EX-99.1C 4 d500652dex991c.htm ARTICLES OF AMENDMENT, DATED DECEMBER 16, 1994 Articles of Amendment, dated December 16, 1994

SMITH BARNEY HIGH INCOME OPPORTUNITY FUND INC.

ARTICLES OF AMENDMENT

Smith Barney High Income Opportunity Fund Inc., a Maryland corporation, having its principal office in Baltimore City, Maryland (herein called the “Corporation”), hereby certifies to the State Department of Assessments and Taxation of Maryland that:

FIRST: The Charter of the Corporation is hereby amended by striking out Article II, as heretofore amended, and inserting in lieu thereof the following:

“ II: The name of the Corporation (hereinafter called the “Corporation”) is High Income Opportunity Fund Inc.”

SECOND: The foregoing amendment does not change the outstanding capital stock of the Corporation [illegible] aggregate par value thereof.

THIRD: The foregoing amendment to the Charter of the Corporation has been approved by the Board of Directors and is limited to changes expressly permitted by Section 2-605 of the Maryland General Corporation Law.

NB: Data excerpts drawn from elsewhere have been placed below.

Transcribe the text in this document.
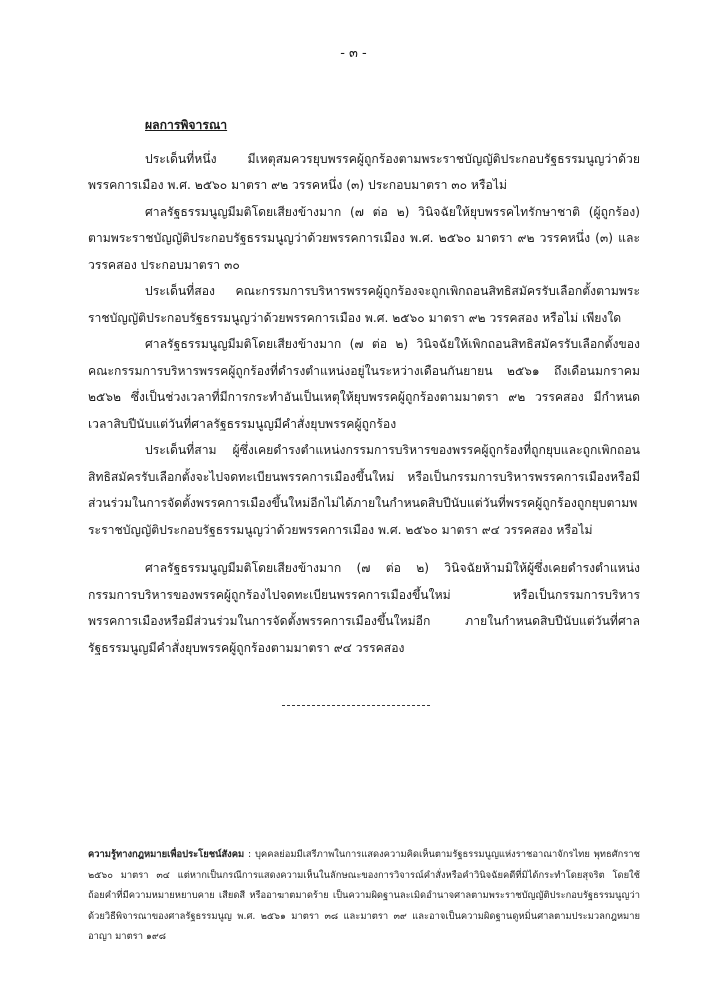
- ๓ -

ผลการพิจารณา

ประเด็นที่หนึ่ง มีเหตุสมควรยุบพรรคผู้ถูกร้องตามพระราชบัญญัติประกอบรัฐธรรมนูญว่าด้วยพรรคการเมือง พ.ศ. ๒๕๖๐ มาตรา ๙๒ วรรคหนึ่ง (๓) ประกอบมาตรา ๓๐ หรือไม่

ศาลรัฐธรรมนูญมีมติโดยเสียงข้างมาก (๗ ต่อ ๒) วินิจฉัยให้ยุบพรรคไทรักษาชาติ (ผู้ถูกร้อง) ตามพระราชบัญญัติประกอบรัฐธรรมนูญว่าด้วยพรรคการเมือง พ.ศ. ๒๕๖๐ มาตรา ๙๒ วรรคหนึ่ง (๓) และวรรคสอง ประกอบมาตรา ๓๐

ประเด็นที่สอง คณะกรรมการบริหารพรรคผู้ถูกร้องจะถูกเพิกถอนสิทธิสมัครรับเลือกตั้งตามพระราชบัญญัติประกอบรัฐธรรมนูญว่าด้วยพรรคการเมือง พ.ศ. ๒๕๖๐ มาตรา ๙๒ วรรคสอง หรือไม่ เพียงใด

ศาลรัฐธรรมนูญมีมติโดยเสียงข้างมาก (๗ ต่อ ๒) วินิจฉัยให้เพิกถอนสิทธิสมัครรับเลือกตั้งของคณะกรรมการบริหารพรรคผู้ถูกร้องที่ดำรงตำแหน่งอยู่ในระหว่างเดือนกันยายน ๒๕๖๑ ถึงเดือนมกราคม ๒๕๖๒ ซึ่งเป็นช่วงเวลาที่มีการกระทำอันเป็นเหตุให้ยุบพรรคผู้ถูกร้องตามมาตรา ๙๒ วรรคสอง มีกำหนดเวลาสิบปีนับแต่วันที่ศาลรัฐธรรมนูญมีคำสั่งยุบพรรคผู้ถูกร้อง

ประเด็นที่สาม ผู้ซึ่งเคยดำรงตำแหน่งกรรมการบริหารของพรรคผู้ถูกร้องที่ถูกยุบและถูกเพิกถอนสิทธิสมัครรับเลือกตั้งจะไปจดทะเบียนพรรคการเมืองขึ้นใหม่ หรือเป็นกรรมการบริหารพรรคการเมืองหรือมีส่วนร่วมในการจัดตั้งพรรคการเมืองขึ้นใหม่อีกไม่ได้ภายในกำหนดสิบปีนับแต่วันที่พรรคผู้ถูกร้องถูกยุบตามพระราชบัญญัติประกอบรัฐธรรมนูญว่าด้วยพรรคการเมือง พ.ศ. ๒๕๖๐ มาตรา ๙๔ วรรคสอง หรือไม่

ศาลรัฐธรรมนูญมีมติโดยเสียงข้างมาก (๗ ต่อ ๒) วินิจฉัยห้ามมิให้ผู้ซึ่งเคยดำรงตำแหน่งกรรมการบริหารของพรรคผู้ถูกร้องไปจดทะเบียนพรรคการเมืองขึ้นใหม่ หรือเป็นกรรมการบริหารพรรคการเมืองหรือมีส่วนร่วมในการจัดตั้งพรรคการเมืองขึ้นใหม่อีก ภายในกำหนดสิบปีนับแต่วันที่ศาลรัฐธรรมนูญมีคำสั่งยุบพรรคผู้ถูกร้องตามมาตรา ๙๔ วรรคสอง

ความรู้ทางกฎหมายเพื่อประโยชน์สังคม : บุคคลย่อมมีเสรีภาพในการแสดงความคิดเห็นตามรัฐธรรมนูญแห่งราชอาณาจักรไทย พุทธศักราช ๒๕๖๐ มาตรา ๓๔ แต่หากเป็นกรณีการแสดงความเห็นในลักษณะของการวิจารณ์คำสั่งหรือคำวินิจฉัยคดีที่มิได้กระทำโดยสุจริต โดยใช้ถ้อยคำที่มีความหมายหยาบคาย เสียดสี หรืออาฆาตมาดร้าย เป็นความผิดฐานละเมิดอำนาจศาลตามพระราชบัญญัติประกอบรัฐธรรมนูญว่าด้วยวิธีพิจารณาของศาลรัฐธรรมนูญ พ.ศ. ๒๕๖๑ มาตรา ๓๘ และมาตรา ๓๙ และอาจเป็นความผิดฐานดูหมิ่นศาลตามประมวลกฎหมายอาญา มาตรา ๑๙๘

FOURTH: The Corporation is registered as an open-end investment company under the Investment Company Act of 1940.

IN WITNESS WHEREOF, the Corporation has caused these presents to be signed in its name and on its behalf by its Chairman of the Board and witness by its Secretary on this 16th day of December 1994.

 

Attest:       SMITH BARNEY HIGH INCOME OPPORTUNITY FUND INC.

/s/ Christina T. Sydor

     

/s/ Stephen J. Treadway

Christina T. Sydor       Stephen J. Treadway
Secretary       Chairman of the Board

THE UNDERSIGNED, the chairman of the Board of Smith Barney High Income Opportunity Fund Inc. who executed on behalf of the Corporation the foregoing Articles of Amendment of which this certificate is made a part, hereby acknowledges in the name and on behalf of the Corporation the foregoing Articles of Amendment to be the corporate act of the Corporation and hereby certifies to the best of his knowledge, information and belief the matters and facts set forth herein with respect to the authorization and approval thereof are true in all material respects under the penalties of perjury.